The ribbon cutting took place Friday, the eve of McNair’s 56th birthday, some 20 years after ground was broken on the site. The $2 million playground stands on what was once a vacant lot in the neighborhood where McNair grew up. His father, Carl McNair, owned an auto body shop next door for years.

The one-acre McNair Playground – whose opening was delayed apparently due to lack of funding – revolves around a space theme.

Jupiter is represented by a 77-foot granite ring circling the park’s green turf.

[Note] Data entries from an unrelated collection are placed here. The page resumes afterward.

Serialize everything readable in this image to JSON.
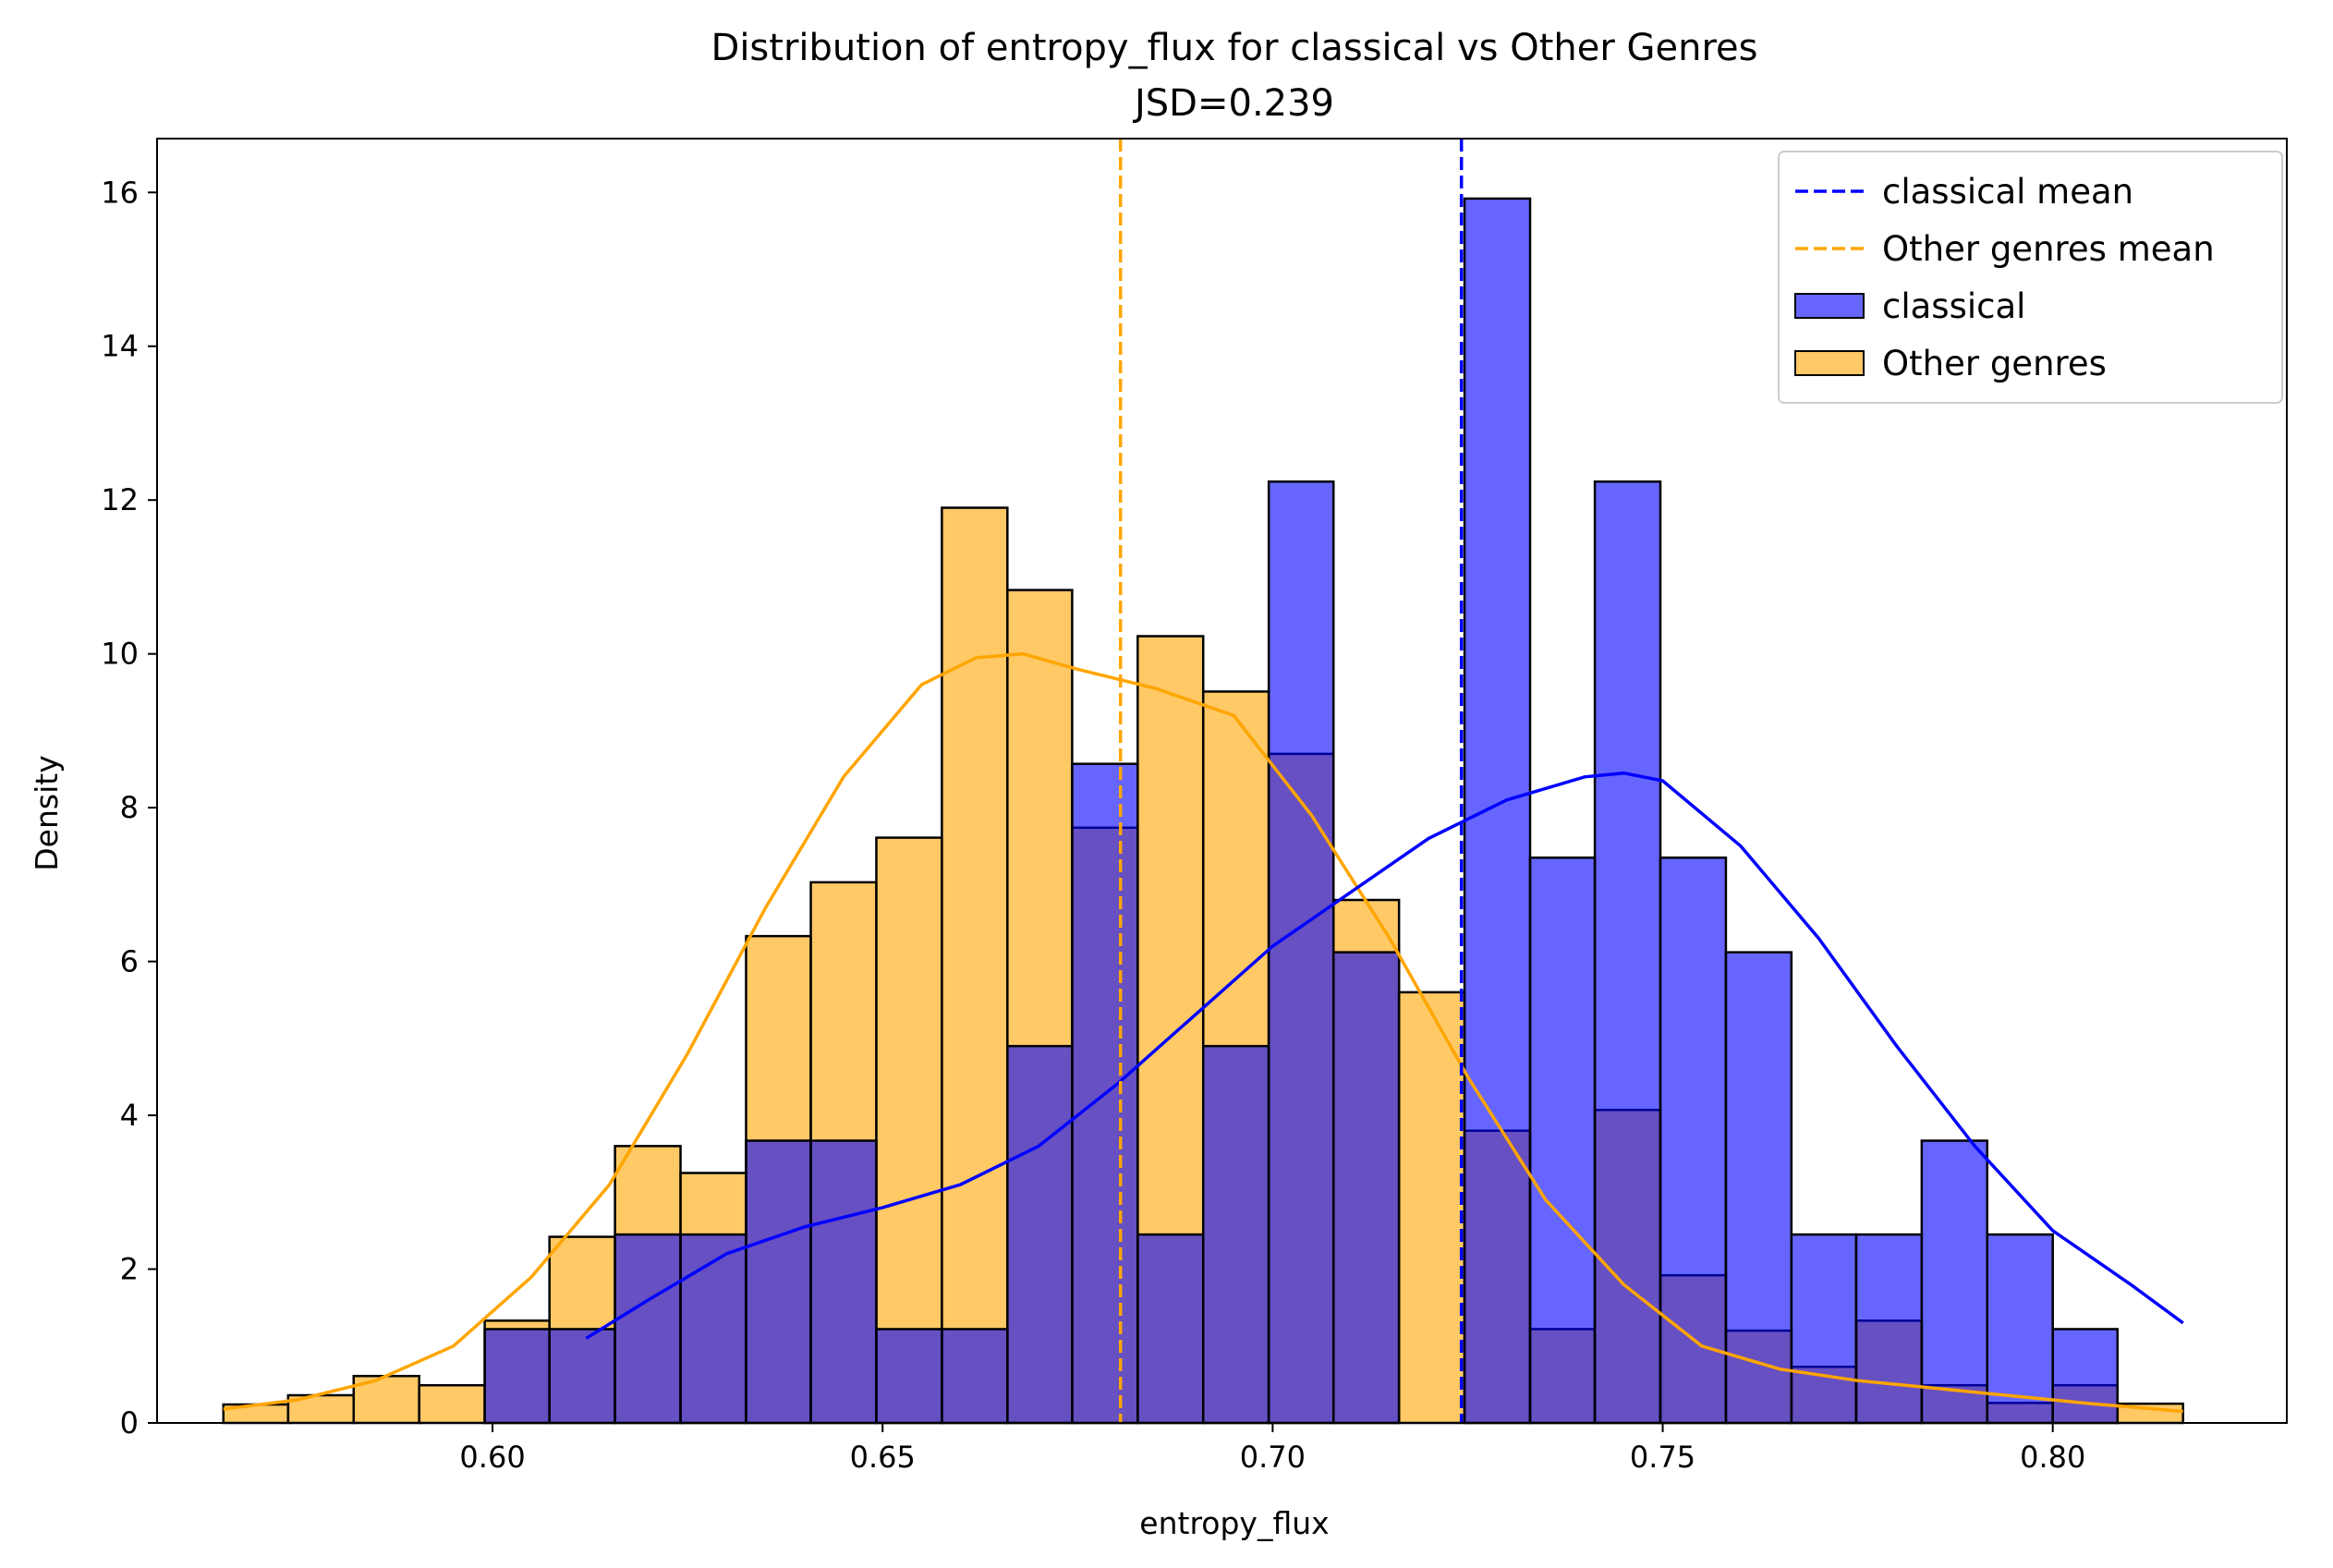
{
  "chart_data": {
    "type": "bar",
    "title": "Distribution of entropy_flux for classical vs Other Genres",
    "subtitle": "JSD=0.239",
    "xlabel": "entropy_flux",
    "ylabel": "Density",
    "xlim": [
      0.557,
      0.83
    ],
    "ylim": [
      0,
      16.7
    ],
    "xticks": [
      0.6,
      0.65,
      0.7,
      0.75,
      0.8
    ],
    "xtick_labels": [
      "0.60",
      "0.65",
      "0.70",
      "0.75",
      "0.80"
    ],
    "yticks": [
      0,
      2,
      4,
      6,
      8,
      10,
      12,
      14,
      16
    ],
    "ytick_labels": [
      "0",
      "2",
      "4",
      "6",
      "8",
      "10",
      "12",
      "14",
      "16"
    ],
    "grid": false,
    "legend_position": "top-right",
    "colors": {
      "classical": "#0000ff",
      "other": "#ffa500",
      "classical_fill": "#6666ff",
      "other_fill": "#ffc966",
      "overlap_fill": "#bf8766",
      "edge": "#000000"
    },
    "legend": [
      {
        "label": "classical mean",
        "kind": "dashed-line",
        "color": "#0000ff"
      },
      {
        "label": "Other genres mean",
        "kind": "dashed-line",
        "color": "#ffa500"
      },
      {
        "label": "classical",
        "kind": "patch",
        "color": "#6666ff"
      },
      {
        "label": "Other genres",
        "kind": "patch",
        "color": "#ffc966"
      }
    ],
    "bin_edges": [
      0.5655,
      0.5738,
      0.5822,
      0.5906,
      0.599,
      0.6073,
      0.6157,
      0.6241,
      0.6325,
      0.6408,
      0.6492,
      0.6576,
      0.666,
      0.6743,
      0.6827,
      0.6911,
      0.6995,
      0.7078,
      0.7162,
      0.7246,
      0.733,
      0.7413,
      0.7497,
      0.7581,
      0.7665,
      0.7748,
      0.7832,
      0.7916,
      0.8,
      0.8083,
      0.8167
    ],
    "series": [
      {
        "name": "classical",
        "values": [
          0,
          0,
          0,
          0,
          1.22,
          1.22,
          2.45,
          2.45,
          3.67,
          3.67,
          1.22,
          1.22,
          4.9,
          8.57,
          2.45,
          4.9,
          12.24,
          6.12,
          0,
          15.92,
          7.35,
          12.24,
          7.35,
          6.12,
          2.45,
          2.45,
          3.67,
          2.45,
          1.22,
          0
        ],
        "mean": 0.7242,
        "kde": {
          "x": [
            0.612,
            0.62,
            0.63,
            0.64,
            0.65,
            0.66,
            0.67,
            0.68,
            0.69,
            0.7,
            0.71,
            0.72,
            0.73,
            0.74,
            0.745,
            0.75,
            0.76,
            0.77,
            0.78,
            0.79,
            0.8,
            0.81,
            0.8167
          ],
          "y": [
            1.1,
            1.6,
            2.2,
            2.55,
            2.8,
            3.1,
            3.6,
            4.4,
            5.3,
            6.2,
            6.9,
            7.6,
            8.1,
            8.4,
            8.45,
            8.35,
            7.5,
            6.3,
            4.9,
            3.6,
            2.5,
            1.8,
            1.3
          ]
        }
      },
      {
        "name": "Other genres",
        "values": [
          0.24,
          0.36,
          0.61,
          0.49,
          1.33,
          2.42,
          3.6,
          3.25,
          6.33,
          7.03,
          7.61,
          11.9,
          10.83,
          7.74,
          10.23,
          9.51,
          8.7,
          6.8,
          5.6,
          3.8,
          1.22,
          4.07,
          1.92,
          1.2,
          0.73,
          1.33,
          0.49,
          0.26,
          0.49,
          0.25
        ],
        "mean": 0.6805,
        "kde": {
          "x": [
            0.5655,
            0.575,
            0.585,
            0.595,
            0.605,
            0.615,
            0.625,
            0.635,
            0.645,
            0.655,
            0.662,
            0.668,
            0.675,
            0.685,
            0.695,
            0.705,
            0.715,
            0.725,
            0.735,
            0.745,
            0.755,
            0.765,
            0.775,
            0.785,
            0.795,
            0.805,
            0.8167
          ],
          "y": [
            0.18,
            0.3,
            0.55,
            1.0,
            1.9,
            3.1,
            4.8,
            6.7,
            8.4,
            9.6,
            9.95,
            10.0,
            9.8,
            9.55,
            9.2,
            7.9,
            6.3,
            4.5,
            2.9,
            1.8,
            1.0,
            0.7,
            0.55,
            0.45,
            0.35,
            0.25,
            0.15
          ]
        }
      }
    ]
  }
}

A climbing set is based on the spaceship in the film “2001: A Space Odyssey.” Moonlike craters decorate a spray shower and the phases of the moon are reflected in two spinning machines.

The playground also provides swings, monkey bars, a jungle gym and a seesaw, as well as benches, drinking fountains, trees and shrubs.

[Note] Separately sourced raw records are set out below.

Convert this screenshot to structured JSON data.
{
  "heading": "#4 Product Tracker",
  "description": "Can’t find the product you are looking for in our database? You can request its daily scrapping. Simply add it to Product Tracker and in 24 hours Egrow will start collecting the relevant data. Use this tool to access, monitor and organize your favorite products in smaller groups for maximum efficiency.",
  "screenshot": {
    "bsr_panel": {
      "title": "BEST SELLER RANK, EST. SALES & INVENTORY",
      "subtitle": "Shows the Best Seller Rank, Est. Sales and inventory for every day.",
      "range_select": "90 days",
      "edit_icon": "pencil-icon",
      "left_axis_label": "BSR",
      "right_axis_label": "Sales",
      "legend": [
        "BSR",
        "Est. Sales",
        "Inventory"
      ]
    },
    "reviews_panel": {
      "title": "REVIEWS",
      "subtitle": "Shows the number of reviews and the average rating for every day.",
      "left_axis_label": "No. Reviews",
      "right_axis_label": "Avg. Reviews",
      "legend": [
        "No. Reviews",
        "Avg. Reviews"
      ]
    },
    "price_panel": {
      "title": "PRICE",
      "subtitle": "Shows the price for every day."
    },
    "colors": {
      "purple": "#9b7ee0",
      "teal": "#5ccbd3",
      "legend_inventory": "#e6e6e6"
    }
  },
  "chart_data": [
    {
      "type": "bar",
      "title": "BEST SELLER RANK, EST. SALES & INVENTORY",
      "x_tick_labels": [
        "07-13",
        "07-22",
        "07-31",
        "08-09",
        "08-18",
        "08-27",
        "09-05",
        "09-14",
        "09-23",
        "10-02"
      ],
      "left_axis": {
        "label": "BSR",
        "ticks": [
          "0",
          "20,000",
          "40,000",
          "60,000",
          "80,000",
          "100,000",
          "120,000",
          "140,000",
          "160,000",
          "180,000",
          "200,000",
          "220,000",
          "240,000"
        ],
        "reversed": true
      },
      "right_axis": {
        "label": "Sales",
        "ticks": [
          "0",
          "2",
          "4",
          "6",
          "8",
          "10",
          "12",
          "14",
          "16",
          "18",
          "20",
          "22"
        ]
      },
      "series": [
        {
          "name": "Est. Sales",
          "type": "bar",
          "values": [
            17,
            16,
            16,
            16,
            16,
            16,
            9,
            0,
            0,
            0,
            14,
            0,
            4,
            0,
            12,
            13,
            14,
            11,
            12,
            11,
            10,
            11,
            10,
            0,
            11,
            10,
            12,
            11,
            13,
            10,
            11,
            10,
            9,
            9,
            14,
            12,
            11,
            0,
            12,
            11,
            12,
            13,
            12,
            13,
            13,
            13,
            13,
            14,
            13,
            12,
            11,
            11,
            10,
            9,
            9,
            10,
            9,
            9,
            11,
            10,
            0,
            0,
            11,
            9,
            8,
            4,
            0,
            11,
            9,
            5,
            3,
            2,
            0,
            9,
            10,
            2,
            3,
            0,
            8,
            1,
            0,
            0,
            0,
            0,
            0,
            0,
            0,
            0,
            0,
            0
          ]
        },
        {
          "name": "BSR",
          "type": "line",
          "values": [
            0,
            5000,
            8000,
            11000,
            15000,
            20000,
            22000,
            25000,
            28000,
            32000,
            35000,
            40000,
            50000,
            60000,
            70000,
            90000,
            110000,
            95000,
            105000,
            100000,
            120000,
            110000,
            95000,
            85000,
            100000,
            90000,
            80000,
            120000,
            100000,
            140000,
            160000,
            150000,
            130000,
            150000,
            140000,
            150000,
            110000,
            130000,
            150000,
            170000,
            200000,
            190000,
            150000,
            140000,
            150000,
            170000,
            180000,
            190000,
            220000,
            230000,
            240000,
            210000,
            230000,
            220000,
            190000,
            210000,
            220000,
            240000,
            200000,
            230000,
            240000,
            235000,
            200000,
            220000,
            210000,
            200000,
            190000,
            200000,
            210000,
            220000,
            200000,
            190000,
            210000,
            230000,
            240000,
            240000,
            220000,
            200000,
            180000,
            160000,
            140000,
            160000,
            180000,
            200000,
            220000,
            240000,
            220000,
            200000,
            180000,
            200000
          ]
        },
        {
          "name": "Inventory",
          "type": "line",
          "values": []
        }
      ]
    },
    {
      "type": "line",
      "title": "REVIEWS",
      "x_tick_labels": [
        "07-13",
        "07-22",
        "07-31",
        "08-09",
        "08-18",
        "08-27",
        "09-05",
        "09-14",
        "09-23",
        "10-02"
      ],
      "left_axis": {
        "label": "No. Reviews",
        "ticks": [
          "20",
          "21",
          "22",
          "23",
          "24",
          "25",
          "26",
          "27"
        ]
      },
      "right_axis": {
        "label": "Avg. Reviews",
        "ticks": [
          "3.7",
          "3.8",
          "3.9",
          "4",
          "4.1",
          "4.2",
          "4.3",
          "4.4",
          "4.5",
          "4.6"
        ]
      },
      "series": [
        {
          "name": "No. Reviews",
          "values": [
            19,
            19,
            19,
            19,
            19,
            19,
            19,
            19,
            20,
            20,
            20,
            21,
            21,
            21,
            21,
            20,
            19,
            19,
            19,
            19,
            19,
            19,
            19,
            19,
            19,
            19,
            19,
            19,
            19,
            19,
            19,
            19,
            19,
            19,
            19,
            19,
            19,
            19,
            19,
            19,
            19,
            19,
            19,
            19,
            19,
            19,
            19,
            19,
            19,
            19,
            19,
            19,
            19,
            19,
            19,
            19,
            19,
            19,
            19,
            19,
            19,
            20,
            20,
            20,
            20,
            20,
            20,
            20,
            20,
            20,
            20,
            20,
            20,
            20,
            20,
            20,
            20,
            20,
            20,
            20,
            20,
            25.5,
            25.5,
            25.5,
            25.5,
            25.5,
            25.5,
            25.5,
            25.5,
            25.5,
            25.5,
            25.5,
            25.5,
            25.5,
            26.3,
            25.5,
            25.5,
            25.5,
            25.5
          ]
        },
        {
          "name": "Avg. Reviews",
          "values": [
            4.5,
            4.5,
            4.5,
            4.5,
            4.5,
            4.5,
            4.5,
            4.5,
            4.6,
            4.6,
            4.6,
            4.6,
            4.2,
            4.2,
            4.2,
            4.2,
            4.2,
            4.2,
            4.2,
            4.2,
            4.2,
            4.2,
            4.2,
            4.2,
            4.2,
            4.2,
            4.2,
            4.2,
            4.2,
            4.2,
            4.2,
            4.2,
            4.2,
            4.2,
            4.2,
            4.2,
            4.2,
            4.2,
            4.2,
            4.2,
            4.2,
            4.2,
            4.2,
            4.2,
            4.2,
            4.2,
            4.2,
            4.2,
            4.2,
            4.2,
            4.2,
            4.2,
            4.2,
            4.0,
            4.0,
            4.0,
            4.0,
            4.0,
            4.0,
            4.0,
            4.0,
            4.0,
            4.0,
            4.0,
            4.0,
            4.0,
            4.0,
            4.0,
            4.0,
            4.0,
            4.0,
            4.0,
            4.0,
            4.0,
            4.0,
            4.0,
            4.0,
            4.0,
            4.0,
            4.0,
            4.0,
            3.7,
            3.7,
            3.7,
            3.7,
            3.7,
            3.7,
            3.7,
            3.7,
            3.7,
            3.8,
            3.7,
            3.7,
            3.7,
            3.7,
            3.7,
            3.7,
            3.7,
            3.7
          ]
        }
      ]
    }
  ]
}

McNair was a physicist and one of seven astronauts who died aboard the Challenger when it exploded after takeoff on Jan. 28, 1986. A native of South Carolina, he was selected from among 10,000 applicants to become an astronaut in 1978. He was married and had two children.

In 1984, he became the second black American to travel in space, after Guion Bluford, who made his space flight in 1983.

The playground had its official groundbreaking on Oct. 23, 1986.

“We’ve only been waiting 20 years for this,” Commissioner Adrian Benepe of the Parks Department said at the ceremony. He was joined by U.S. Rep. Charles Rangel, D-Harlem, astronaut William Readdy and City Councilwoman Melissa Mark Viverito, D-Manhattan.